During a pontificate that has given new meaning to Ralph Waldo Emerson’s quote, “When it gets really dark, you can see the stars” (my version, slightly adapted), Card. Mueller appears to be emerging as the true shepherd of the Church, lighting the way, speaking with a reasoned clarity that is disturbingly lacking in the Pontifex Maximus.
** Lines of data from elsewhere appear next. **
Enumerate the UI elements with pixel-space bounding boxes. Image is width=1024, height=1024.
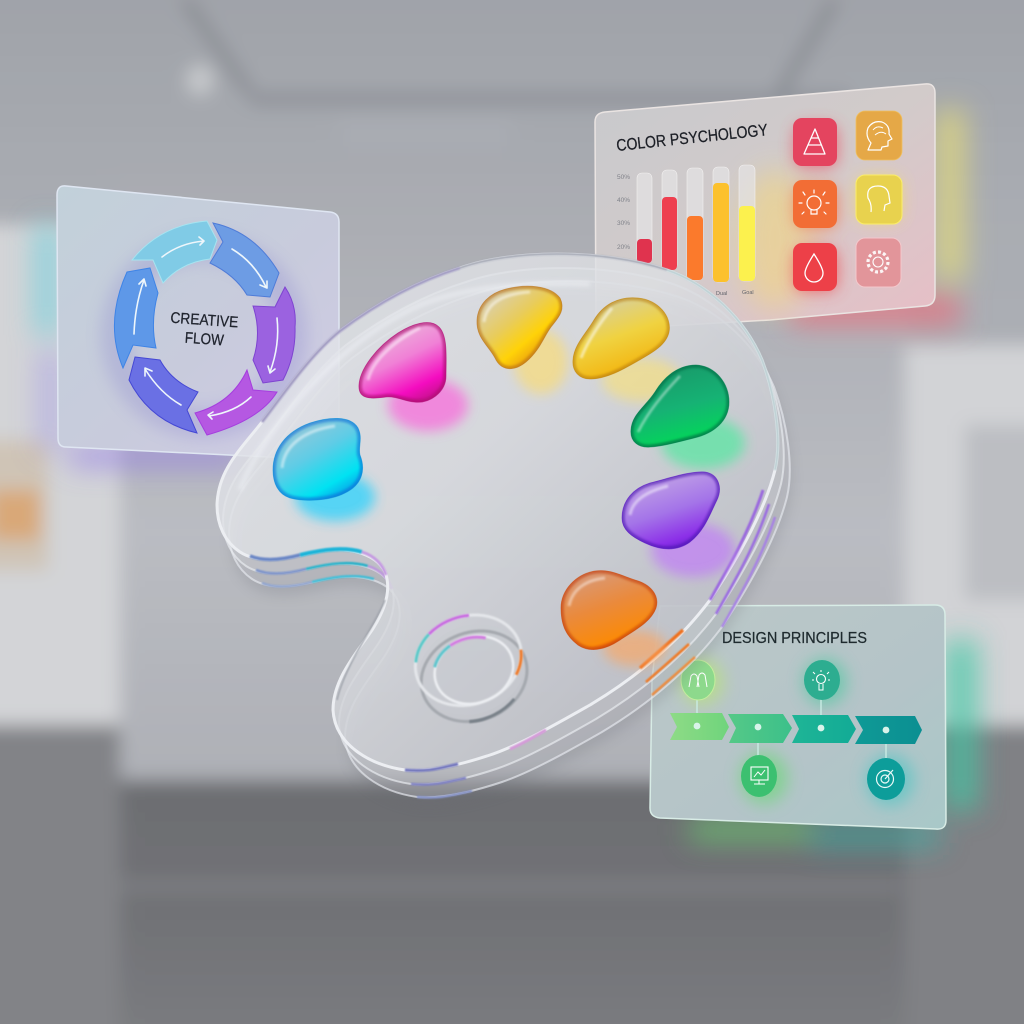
glow <box>514 330 568 394</box>
segment: purple <box>253 287 295 383</box>
icon: target <box>867 758 905 800</box>
icon: bulb <box>804 660 840 700</box>
blob <box>477 286 562 369</box>
bar tracks <box>637 165 755 282</box>
blob <box>561 571 657 650</box>
centre label <box>170 310 239 349</box>
inner rim <box>631 365 729 447</box>
axis labels: 20% <box>617 244 630 251</box>
step 4 <box>855 716 922 744</box>
connectors <box>697 698 886 758</box>
segment: cyan <box>132 221 217 283</box>
panel glass: creative flow <box>57 186 339 460</box>
icon: pyramid <box>793 118 837 166</box>
ring shadow <box>116 247 292 423</box>
palette top surface <box>217 254 778 770</box>
category labels: Dual <box>716 291 727 297</box>
blob <box>273 418 363 500</box>
icon: monitor <box>741 755 777 797</box>
palette middle layer <box>223 268 784 785</box>
icon: people <box>681 660 715 700</box>
thumb hole <box>402 600 540 736</box>
segment: magenta <box>195 370 277 435</box>
segment: left blue <box>114 268 158 368</box>
step 2 <box>728 714 792 743</box>
centre label: FLOW <box>184 330 225 349</box>
icon glows <box>795 125 900 291</box>
axis labels: 50% <box>617 174 630 181</box>
panel glow: creative flow <box>36 225 240 465</box>
glow <box>651 523 735 577</box>
glow <box>661 417 745 469</box>
cycle diagram <box>114 221 295 435</box>
palette shadow <box>231 290 792 806</box>
paint: magenta <box>359 323 468 431</box>
paint: cyan <box>273 418 375 521</box>
palette <box>217 254 792 806</box>
inner rim <box>622 472 720 549</box>
hole rings <box>402 600 540 736</box>
glow <box>388 379 468 431</box>
blob <box>631 365 729 447</box>
back layer iridescence <box>262 517 775 798</box>
glow <box>602 358 682 402</box>
shine <box>581 308 612 358</box>
segment: indigo <box>129 357 198 433</box>
paint: purple <box>622 472 735 577</box>
bar fills <box>637 239 652 263</box>
panel heading: COLOR PSYCHOLOGY <box>616 121 769 155</box>
nodes <box>694 723 889 733</box>
icon: light bulb <box>793 180 837 228</box>
shine <box>368 328 420 380</box>
paint: green <box>631 365 745 469</box>
blob <box>622 472 720 549</box>
hole glass fill <box>406 610 538 730</box>
hole iridescent arcs <box>406 601 539 734</box>
glow <box>603 630 667 666</box>
top rim iridescence <box>250 254 778 771</box>
glow <box>295 473 375 521</box>
inner rim <box>359 323 446 402</box>
icon: drop <box>793 243 837 291</box>
middle layer iridescence <box>256 504 769 785</box>
inner warm glow <box>739 170 811 310</box>
timeline <box>670 658 922 806</box>
segment: blue <box>210 223 279 297</box>
inner rim <box>273 418 363 500</box>
shine <box>484 292 530 322</box>
paint: orange <box>561 571 667 666</box>
icon: brain head <box>856 111 902 160</box>
flow arrows <box>134 237 278 419</box>
panel heading: DESIGN PRINCIPLES <box>722 630 867 647</box>
icon grid <box>793 111 902 291</box>
inner rim <box>477 286 562 369</box>
icon: gear <box>856 238 901 287</box>
panel: color psychology <box>595 84 965 330</box>
panel glow: design principles <box>690 640 977 846</box>
category labels: Goal <box>742 290 754 296</box>
blob <box>359 323 446 402</box>
step 1 <box>670 713 729 740</box>
axis labels: 30% <box>617 220 630 227</box>
shine <box>630 486 668 515</box>
panel glass: design principles <box>650 605 946 829</box>
panel glow: color psychology <box>790 110 965 325</box>
inner rim <box>573 298 669 379</box>
panel: design principles <box>650 605 977 846</box>
blob <box>573 298 669 379</box>
shine <box>569 578 605 606</box>
axis labels <box>617 174 630 251</box>
icon: head outline <box>856 175 902 224</box>
paint: yellow <box>477 286 568 394</box>
timeline glows <box>680 658 914 806</box>
bar chart <box>617 165 755 297</box>
palette back layer <box>229 281 790 798</box>
step 3 <box>792 715 856 743</box>
shine <box>638 376 680 432</box>
panel: creative flow <box>36 186 339 465</box>
axis labels: 40% <box>617 197 630 204</box>
paint: gold <box>573 298 682 402</box>
centre label: CREATIVE <box>170 310 239 331</box>
inner lip highlight <box>240 283 590 490</box>
shine <box>282 426 335 468</box>
panel glass: color psychology <box>595 84 935 330</box>
category labels <box>716 290 754 297</box>
inner rim <box>561 571 657 650</box>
This is notwithstanding Mueller’s diatribes against the SSPX, nor his better-to-be-forgotten mis-eucumenism about European Protestant evangelical churches being “sister churches” of the Catholic Church (2011 Address, Katholische Akademie in Bayern; an address mostly ignored in the West because it was given of course in German), I am hoping with all my might that he can withstand Kasper and his daimon in the wings, Card. Karl Lehmann, in their unfinished business to deconstruct one of the few mainstay beliefs still left standing of Catholic doctrine.

Michael Paterson-Seymour
Michael Paterson-Seymour
Tuesday, August 12, AD 2014 3:22am

Steve Phoenix

It is, perhaps, not without significance that the Pope Emeritus should have chosen Cardinal Mueller as the editor of his complete works, a task the Cardinal obviously finds congenial – He is up to volume VII of that formidable undertaking.

Anzlyne
Anzlyne
Tuesday, August 12, AD 2014 3:58pm

“empathy promotes division…”
Sad but true! When you try to admit to some validity for another side of an argument, the other side discerns your gentility as weakness and picks it up and beats you over the head with it!
Seems like everything is a battle these days! We used to have the authorities that we all agreed on that tamped down our seemingly endless belligerence. (Marquess of Queensberry, Hoyle, etc ) but now it’s always Katie Bar the Door! and giving an inch is the same as giving a mile.
.
“O, I sympathize with your plight”
/
“Then give me communion and let me have a big wedding in the cathedral
Or your Church is a Church of hate.”

Karl
Karl
Wednesday, August 13, AD 2014 9:10pm

It makes no difference anyway. Marriage is a dying institution as is the Catholic Church. Rome has long blessed adultery and every crime against marriage. She is just more open about it under the heretic Francis.